In this analysis the following two questions will be answered:
The data is preprocessed to acquire a tidy dataset. Then the resulting dataset is used to compute summarized quantities as e.g. the total number of casualties caused by a certain event type. The quantities are visualized to answer the two questions from above
The following packages are used for the dataprocessing. A special package is the the urbnmapr package that is meant to simplify the creation of state and county choropleth maps. It can be installed using devtools devtools::install_github(“UrbanInstitute/urbnmapr”).
library(dplyr)
##
## Attaching package: 'dplyr'
## The following objects are masked from 'package:stats':
##
## filter, lag
## The following objects are masked from 'package:base':
##
## intersect, setdiff, setequal, union
library(lubridate)
##
## Attaching package: 'lubridate'
## The following object is masked from 'package:base':
##
## date
library(ggplot2)
library(tidyr)
#this library below is from github and is used for visualizing states data
library(urbnmapr)
The data is downloaded if no file is found in the current working directory.
link <- "https://d396qusza40orc.cloudfront.net/repdata%2Fdata%2FStormData.csv.bz2"
filename = "storm_data.csv.bz2"
if(!file.exists(filename)){
download.file(link, filename)
}
The data is is loaded into R with the read.csv function and stored in a tidyr table.
#read the data
df_data <- read.csv(filename, header = TRUE, sep = ",") %>%
tbl_df
The data sample in heterogeneous regarding the measurements of many variables such as the date and time variable as well as the damage variables.

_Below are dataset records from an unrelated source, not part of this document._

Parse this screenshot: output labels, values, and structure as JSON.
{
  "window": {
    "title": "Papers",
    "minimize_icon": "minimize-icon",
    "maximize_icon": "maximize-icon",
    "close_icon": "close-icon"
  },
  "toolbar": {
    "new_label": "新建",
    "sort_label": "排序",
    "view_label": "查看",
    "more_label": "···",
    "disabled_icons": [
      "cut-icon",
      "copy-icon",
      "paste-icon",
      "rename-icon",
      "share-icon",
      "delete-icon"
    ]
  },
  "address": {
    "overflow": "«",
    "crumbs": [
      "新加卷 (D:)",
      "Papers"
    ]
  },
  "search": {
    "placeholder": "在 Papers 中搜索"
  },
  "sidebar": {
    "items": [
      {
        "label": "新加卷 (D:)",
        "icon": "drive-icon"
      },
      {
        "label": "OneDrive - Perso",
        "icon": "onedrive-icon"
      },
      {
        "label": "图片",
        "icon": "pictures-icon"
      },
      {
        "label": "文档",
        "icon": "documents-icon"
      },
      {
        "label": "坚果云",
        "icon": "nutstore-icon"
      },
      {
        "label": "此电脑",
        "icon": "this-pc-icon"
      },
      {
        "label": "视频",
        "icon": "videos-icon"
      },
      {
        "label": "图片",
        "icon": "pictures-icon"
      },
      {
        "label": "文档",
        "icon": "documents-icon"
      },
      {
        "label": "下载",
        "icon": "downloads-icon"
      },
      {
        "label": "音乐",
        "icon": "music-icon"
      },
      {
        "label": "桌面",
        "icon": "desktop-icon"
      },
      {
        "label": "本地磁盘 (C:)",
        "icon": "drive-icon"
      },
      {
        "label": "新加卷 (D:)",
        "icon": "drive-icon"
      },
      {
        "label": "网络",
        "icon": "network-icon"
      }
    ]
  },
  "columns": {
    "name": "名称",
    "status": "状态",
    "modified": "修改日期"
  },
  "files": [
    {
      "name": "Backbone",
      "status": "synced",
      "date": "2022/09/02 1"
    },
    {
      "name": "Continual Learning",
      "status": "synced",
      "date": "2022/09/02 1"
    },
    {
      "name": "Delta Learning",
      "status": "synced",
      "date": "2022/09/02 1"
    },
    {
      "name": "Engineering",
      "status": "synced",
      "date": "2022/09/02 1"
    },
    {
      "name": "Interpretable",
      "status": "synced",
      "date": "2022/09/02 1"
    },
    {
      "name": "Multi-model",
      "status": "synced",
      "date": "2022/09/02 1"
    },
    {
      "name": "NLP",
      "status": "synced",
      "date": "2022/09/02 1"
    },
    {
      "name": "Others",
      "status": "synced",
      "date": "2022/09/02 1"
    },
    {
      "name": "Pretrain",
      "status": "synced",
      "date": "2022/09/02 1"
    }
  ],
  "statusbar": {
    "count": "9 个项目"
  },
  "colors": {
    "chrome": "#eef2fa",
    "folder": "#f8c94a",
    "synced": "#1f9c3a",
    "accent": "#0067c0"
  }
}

The time and date column are converted into a single date time column:
Split the dataset into two parts, coerce date and time columns into characters.
df_data <- df_data %>% mutate(BGN_DATE = as.character(BGN_DATE),
BGN_TIME = as.character(BGN_TIME),
END_DATE = as.character(END_DATE),
END_TIME = as.character(END_TIME))
#Split the dataset
is_new_format <- grepl("(AM)|(PM)", df_data$BGN_TIME)
df_data_old_format <- subset(df_data, !is_new_format)
df_data_new_format <- subset(df_data, is_new_format)
Time transformation for the old formatted part is applied. Unfortunately make_datetime does not support the use of ifelse. This is why additional variables have to be specified. The date is parsed using the mdy_hms method from the lubridate package.
#Apply the format conversions to the subsets
df_data_old_format_raw <- df_data_old_format %>%
mutate(BGN_DATETIME = mdy_hms(BGN_DATE),
BGN_TIME_TEMP = parse_date_time(BGN_TIME, "%H%M"),
JOIN_ID = c(1:nrow(df_data_old_format))) %>%
mutate(GOOD_START = !is.na(BGN_TIME_TEMP))
## Warning: 5 failed to parse.
#Set the begin time
df_data_old_format_BGN <- df_data_old_format_raw %>%
filter(GOOD_START) %>%
mutate(BGN_DATETIME2 = make_datetime(
year = year(BGN_DATETIME),
month = month(BGN_DATETIME),
day = day(BGN_DATETIME),
hour = hour(BGN_TIME_TEMP),
min = minute(BGN_TIME_TEMP),
sec = second(BGN_TIME_TEMP))) %>%
select(BGN_DATETIME2, JOIN_ID)
#select the columns that matter
df_data_old_format <- left_join(df_data_old_format_raw, df_data_old_format_BGN, by = "JOIN_ID") %>%
mutate(BGN_DATETIME = BGN_DATETIME2) %>%
select(-BGN_DATETIME2, -GOOD_START, -BGN_TIME_TEMP, -JOIN_ID)
Not all entries are in a valid format (5 failed!). The elements that failed to parse are replaced with NA as no meaningful transformation can be applied.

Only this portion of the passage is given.